Только покой,. безбрежный. и бесконечный



Только покой,

безбрежный

и бесконечный

 

На остров мы с мамой, Дашей и Ромой прилетели поздно вечером и прямо из аэропорта направились во владения Большого Тао. В первом домике у озера нас ждали Леня с младшими детьми. Соседний домик был приготовлен для остальных членов моей семьи. В доме самого хозяина света не было. Я не стала туда ломиться – пусть Большой Тао спит.

Мама с Дашей и Рома буквально валились с ног, но это не помешало им собрать последние силы и пойти знакомиться с Маленьким Тао и с Леней. То, что у меня есть еще черненькая Линя, я скрывала до последнего момента. До самого приезда на Кануй мама не знала и о том, что со мной произошло за последнее время. Честно говоря, я даже не представляла себе, как смогу обо всем этом им с Дашей рассказать. Я не спала всю ночь. И это, наверное, была моя самая счастливая ночь за все последние годы. Мы были вчетвером в комнате: я, мой любимый человек и Тао с Линей, которые спокойно спали в своих маленьких кроватках. А рядом, в соседнем домике, – мама и Даша. Ну и Рома, бедный слабоумный Рома, разумеется! И главное, ни мне, ни моим близким больше ничего не угрожало! Нет… Я не права, конечно! Маме угрожало! Все говорило за то, что рак поджелудочной железы – это не диагноз, а приговор!

Утром, когда все еще спали, мы с мамой поехали к доктору Харикумару. Лене я рассказала, в чем дело, еще ночью, когда мама ушла спать. Перед тем как я вышла из домика, он обнял меня, пожелал удачи и внезапно сказал:

– Когда закончите и вернетесь, сразу иди к Большому Тао. Он очень ждет тебя.

– Что‑ то случилось?

– Нет… Он сам сказал, ничего особенного…

– Может, прямо сейчас зайти к нему? – заволновалась я.

– Нет… Пожалуй, сейчас не надо. Но потом зайди сразу.

Мы молниеносно домчались до клиники доктора Харикумара, и прямо с порога, едва поздоровавшись, я вывалила ему на стол мамины анализы и снимки.
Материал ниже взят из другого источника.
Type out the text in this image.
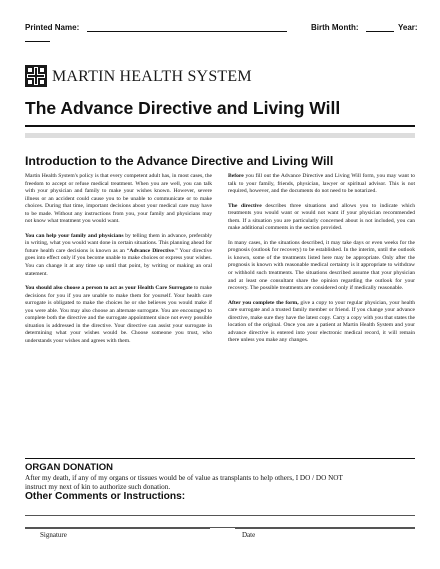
Printed Name:	Birth Month:	Year:
MARTIN HEALTH SYSTEM
The Advance Directive and Living Will
Introduction to the Advance Directive and Living Will

Martin Health System's policy is that every competent adult has, in most cases, the freedom to accept or refuse medical treatment. When you are well, you can talk with your physician and family to make your wishes known. However, severe illness or an accident could cause you to be unable to communicate or to make choices. During that time, important decisions about your medical care may have to be made. Without any instructions from you, your family and physicians may not know what treatment you would want.

You can help your family and physicians by telling them in advance, preferably in writing, what you would want done in certain situations. This planning ahead for future health care decisions is known as an “Advance Directive.” Your directive goes into effect only if you become unable to make choices or express your wishes. You can change it at any time up until that point, by writing or making an oral statement.

You should also choose a person to act as your Health Care Surrogate to make decisions for you if you are unable to make them for yourself. Your health care surrogate is obligated to make the choices he or she believes you would make if you were able. You may also choose an alternate surrogate. You are encouraged to complete both the directive and the surrogate appointment since not every possible situation is addressed in the directive. Your directive can assist your surrogate in determining what your wishes would be. Choose someone you trust, who understands your wishes and agrees with them.

Before you fill out the Advance Directive and Living Will form, you may want to talk to your family, friends, physician, lawyer or spiritual advisor. This is not required, however, and the documents do not need to be notarized.

The directive describes three situations and allows you to indicate which treatments you would want or would not want if your physician recommended them. If a situation you are particularly concerned about is not included, you can make additional comments in the section provided.

In many cases, in the situations described, it may take days or even weeks for the prognosis (outlook for recovery) to be established. In the interim, until the outlook is known, some of the treatments listed here may be appropriate. Only after the prognosis is known with reasonable medical certainty is it appropriate to withdraw or withhold such treatments. The situations described assume that your physician and at least one consultant share the opinion regarding the outlook for your recovery. The possible treatments are considered only if medically reasonable.

After you complete the form, give a copy to your regular physician, your health care surrogate and a trusted family member or friend. If you change your advance directive, make sure they have the latest copy. Carry a copy with you that states the location of the original. Once you are a patient at Martin Health System and your advance directive is entered into your electronic medical record, it will remain there unless you make any changes.

ORGAN DONATION
After my death, if any of my organs or tissues would be of value as transplants to help others, I DO / DO NOT
instruct my next of kin to authorize such donation.
Other Comments or Instructions:
Signature	Date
То, что было написано по‑ русски, я, как могла, ему переводила.

– Я не специалист в этой области! – сказал индус. – Но… ваша мама понимает по‑ английски?

– Практически нет…

– Насколько я понимаю, – он как мог оптимистично посмотрел маме в глаза, – все очень плохо!

– Неужели? – Я тоже заставила себя улыбнуться, словно услышала от врача нечто очень обнадеживающее.

– Нужно отправить вашу маму в клинику в Бангкок, там у меня неплохие знакомства. Пусть все перепроверят. Послушаем их рекомендации… Больше я ничего не могу предложить… Увы…

– Когда мама сможет туда поехать?

– Если вы подождете полчаса, не больше, я позвоню и договорюсь.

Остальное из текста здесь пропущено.